Oggi quell’infermiera, e con lei tutti coloro che lo hanno visto in tv in qualche intervista o in qualcuna delle sue pubblicità, o che hanno assistito a un suo convegno o entrano adesso in contatto con la nostra Banca da clienti o da nuovi collaboratori, e si sono chiesti o si chiederanno chi è stato veramente Doris, attraverso questo mio libro potranno sapere che è nato in una casa senz’acqua corrente, dove quella tenuta nelle bacinelle diventava una lastra di ghiaccio in certe mattine invernali. Che pur essendo diventato un uomo ricco e di successo non ha mai
perso di vista l’enorme differenza che c’è tra il necessario e il superfluo perché prima di avere le sue belle, comode scarpe fatte su misura,
ha camminato felicemente a piedi nudi per un bel po’. È cresciuto
a volte nei vestiti adattati, ereditati, di seconda mano, e non per questo si è sentito meno rispettabile di altri.
Il mio è il racconto della vita dell’uomo, delle sue origini, del suo territorio oltre che della nostra storia famigliare e imprenditoriale. Un racconto messo a punto dalla prospettiva, privilegiata e al contempo inedita che ho avuto: quella di figlia che anche da adulta si è guardata bene dal perdere l’abitudine di sedersi affettuosamente sulle gambe di suo padre. Affinché nulla di quel legame intenso, tipico della fanciullezza, andasse disperso crescendo.
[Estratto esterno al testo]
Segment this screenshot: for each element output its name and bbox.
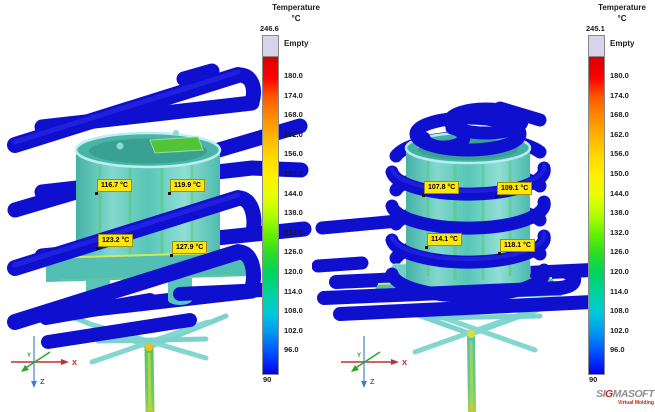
- probe-label: 114.1 °C: [425, 233, 462, 249]
- brand-name: SIGMASOFT: [596, 388, 654, 400]
- colorbar-tick: 180.0: [610, 71, 629, 80]
- colorbar-tick: 144.0: [610, 188, 629, 198]
- colorbar-tick: 120.0: [610, 267, 629, 276]
- axis-z-label: Z: [370, 377, 375, 386]
- axis-x-label: X: [72, 358, 77, 367]
- colorbar-tick: 108.0: [610, 306, 629, 316]
- colorbar-tick: 150.0: [610, 169, 629, 178]
- probe-label: 123.2 °C: [95, 234, 134, 250]
- colorbar-tick: 132.0: [610, 227, 629, 237]
- probe-label: 107.8 °C: [421, 181, 460, 197]
- runner-system-right: [395, 303, 551, 412]
- axis-z-label: Z: [40, 377, 45, 386]
- colorbar-tick: 138.0: [610, 208, 629, 218]
- axis-triad-left: X Z Y: [11, 336, 77, 388]
- colorbar-empty-label: Empty: [610, 39, 635, 48]
- probe-label: 118.1 °C: [498, 239, 535, 255]
- axis-x-label: X: [402, 358, 407, 367]
- axis-triad-right: X Z Y: [341, 336, 407, 388]
- mold-insert-right: [404, 131, 532, 293]
- probe-label: 109.1 °C: [494, 182, 533, 198]
- helix-pipes-front: [315, 101, 599, 321]
- colorbar-tick: 114.0: [610, 286, 629, 296]
- sigmasoft-logo: SIGMASOFT Virtual Molding: [576, 389, 654, 408]
- colorbar-tick: 168.0: [610, 110, 629, 120]
- brand-tagline: Virtual Molding: [617, 400, 654, 406]
- probe-label: 127.9 °C: [169, 241, 208, 257]
- colorbar-tick: 96.0: [610, 345, 625, 355]
- colorbar-tick: 174.0: [610, 90, 629, 100]
- axis-y-label: Y: [27, 353, 31, 359]
- probe-label: 119.9 °C: [168, 179, 205, 195]
- right-3d-view[interactable]: X Z Y: [312, 0, 600, 412]
- colorbar-tick: 162.0: [610, 129, 629, 139]
- probe-label: 116.7 °C: [95, 179, 132, 195]
- axis-y-label: Y: [357, 353, 361, 359]
- cooling-pipes-front: [7, 63, 269, 349]
- colorbar-tick: 126.0: [610, 247, 629, 257]
- colorbar-tick: 102.0: [610, 325, 629, 335]
- colorbar-tick: 156.0: [610, 149, 629, 159]
- left-3d-view[interactable]: X Z Y: [0, 0, 320, 412]
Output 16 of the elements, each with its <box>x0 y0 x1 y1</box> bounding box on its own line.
E di questa prospettiva sono intrise tutte le pagine del mio memoir, affinché fosse chiara da dove è partita e in che tipo di terreno fertile affonda le radici la nostra business story. Un terreno che era fatto di affetti veri, di gioia anche per il poco che si aveva e di desiderio, anche per quel poco, di condividerlo con gli altri. Perché quello in cui è nato e cresciuto mio padre, era un contesto di famiglia che trovava fondamenta in quello spirito di comunità tipico di un territorio, quello di Tombolo. Di quel pezzetto di Veneto che, non avendo campi da coltivare o animali da allevare, sbarcava il lunario ai mercati, mediando le vendite di bestiame. Oggi quel territorio, molto cambiato nel corso dei decenni sia dal punto di vista urbano sia socioeconomico, non lo è affatto nella sostanza. Non lo è per l’aria di famigliarità e di tradizione che vi si respira. Per l’accudimento di quella scala di valori essenziali e non per questo meno preziosi, che spingevano Ennio Doris a riconoscervisi e a desiderare ad ogni buona occasione di tornare a “casa”. Nel suo luogo dell’anima in cui concedersi quella classica partita a briscola o quel piatto di pasta e fagioli. E di fatti è proprio in quel luogo del cuore che ho voluto presentare per la prima volta al pubblico il libro. Prima della presentazione ufficiale del 7 novembre alla Rizzoli in Galleria a Milano. Stretta nell’abbraccio delle persone a me care e nelle mura della casa di famiglia, Ennio, mio padre prende il via da dove per mio padre, per la mia famiglia e per la nostra azienda tutto ha avuto inizio.